How do you discriminate between cremini and portobello mushrooms? A portobello is less portable.
But the difference is incremental. You see, white button mushrooms (“champignon de Paris”), brown (cremini) mushrooms, and the big barbecuable beasties named portobello are all Agaricus bisporus, and the difference is mainly their age – though the white ones are descended from a mutant variety discovered in 1925 in Pennsylvania.
Pennsylvania! But they’re called champignon de Paris! Next I’m going to say that the cremini and portobello ones aren’t from Italy.
Yes, I am. Well, to be fair, they do grow them in Italy. But you don’t have to be in Cremona to get cremini; they’re also grown in all sorts of other places in Europe and North America. And the same, of course, goes for portobello; they’re grown in exactly the same places as cremini, just for longer (sometimes cremini are called “baby bella” – though I’ve never seen portobello mushrooms called anything like “cremaxi”).
But they didn’t get their names in Italy. If you ask for “funghi cremini” or “funghi portobello” in Italy they probably won’t know what the heck you’re talking about. You’d have to ask for “prataiolo” or use the French word “champignon.” These names – cremini and portobello – are marketing board inventions. The first use of cremini seems to have been around 1984; it’s based, apparently, on a diminutive of crema ‘cream’, and on what, per their research, sounds good to American consumers. The first citation the OED has for portobello is from 1985; it’s based, evidently, on Italian for ‘lovely port’ and, again, on what sounds good and impressive. They both sound like Italian place names – Cremona, for instance, the name of which traces back to shadows in the mists of ancient time, and, well, pick your pretty port (perhaps Porto Ercole, near Orbetello). And of course we all know that Italian food is delicious.
Well, criminy! That’s kind of incriminating, isn’t it? Ah, yeah, but what the heck. Consider the multiple spellings you can see: both cremini and crimini, and all four of portobello, portabella, portobella, and portabello, the last two of which would be grammatically incoherent in Italian – and yet there never seem to be grammar numpties ranging around with markers to make corrections. (There is, in fact, some uncertainty about which of the variants of each is technically correct. I go with cremini because it’s the more common variant and because it’s creamy rather than criminal, and I go with portobello because it’s the most common variant and because portabella means ‘pretty door’ – which it could be, I suppose – and the other two are, as I mentioned, grammatically incoherent: inflections are supposed to match between nouns and adjectives.)
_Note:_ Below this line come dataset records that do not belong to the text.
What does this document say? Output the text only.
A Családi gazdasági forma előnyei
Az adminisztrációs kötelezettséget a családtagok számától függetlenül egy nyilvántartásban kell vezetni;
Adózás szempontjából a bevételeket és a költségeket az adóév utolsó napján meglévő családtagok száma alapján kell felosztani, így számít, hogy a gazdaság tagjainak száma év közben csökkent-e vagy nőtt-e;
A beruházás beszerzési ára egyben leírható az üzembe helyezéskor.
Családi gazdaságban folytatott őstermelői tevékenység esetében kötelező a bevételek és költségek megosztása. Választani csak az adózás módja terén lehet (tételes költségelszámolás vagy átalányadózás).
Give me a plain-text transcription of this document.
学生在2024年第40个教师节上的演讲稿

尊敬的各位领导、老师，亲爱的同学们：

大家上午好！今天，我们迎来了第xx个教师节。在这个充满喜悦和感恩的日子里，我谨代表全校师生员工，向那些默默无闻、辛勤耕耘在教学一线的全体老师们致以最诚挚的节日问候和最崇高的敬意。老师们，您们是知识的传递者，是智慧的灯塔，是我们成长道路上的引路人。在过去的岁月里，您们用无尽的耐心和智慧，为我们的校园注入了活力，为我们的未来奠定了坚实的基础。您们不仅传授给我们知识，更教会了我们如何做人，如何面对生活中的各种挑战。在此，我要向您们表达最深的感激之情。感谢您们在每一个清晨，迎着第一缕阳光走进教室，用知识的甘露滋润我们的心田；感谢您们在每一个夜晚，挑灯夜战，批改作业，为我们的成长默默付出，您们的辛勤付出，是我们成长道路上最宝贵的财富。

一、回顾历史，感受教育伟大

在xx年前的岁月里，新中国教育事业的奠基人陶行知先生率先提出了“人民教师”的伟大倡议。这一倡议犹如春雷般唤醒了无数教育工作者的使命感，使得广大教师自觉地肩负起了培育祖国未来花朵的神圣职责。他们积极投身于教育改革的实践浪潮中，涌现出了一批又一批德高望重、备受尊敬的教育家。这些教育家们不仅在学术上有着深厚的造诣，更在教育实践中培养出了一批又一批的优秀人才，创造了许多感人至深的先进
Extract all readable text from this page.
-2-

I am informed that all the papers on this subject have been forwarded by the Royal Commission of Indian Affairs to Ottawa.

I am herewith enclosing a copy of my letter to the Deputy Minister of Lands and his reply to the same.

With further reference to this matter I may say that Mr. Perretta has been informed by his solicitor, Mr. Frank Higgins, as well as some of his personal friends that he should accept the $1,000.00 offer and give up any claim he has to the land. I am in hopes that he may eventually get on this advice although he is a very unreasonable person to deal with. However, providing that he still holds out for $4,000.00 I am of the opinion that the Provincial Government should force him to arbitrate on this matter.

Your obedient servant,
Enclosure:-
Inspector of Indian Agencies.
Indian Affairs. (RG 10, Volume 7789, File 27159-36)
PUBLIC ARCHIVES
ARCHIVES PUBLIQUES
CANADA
Do you feel browned off by this? Does it make you not even want to use the words? There are a few other marketing-created terms you would, for consistency, also have to eschew – kiwi fruit, for one, and let’s not get started on the Italianate concoctions populating Starbucks menu boards. And even if you managed to cancel those, more marketing imaginations would sprout up like mushrooms, thriving in any fertile environment – especially one with ample manure. But, yes, you can always call them “brown mushrooms” and, I guess, “monster mushrooms” – actually, people didn’t talk about the full-grown Agaricus bisporus much before they got the fancy name: you can also thank the marketing board for pointing out that they make a suitable substitute for meat, and pretty much opening the door to their common usage with that name.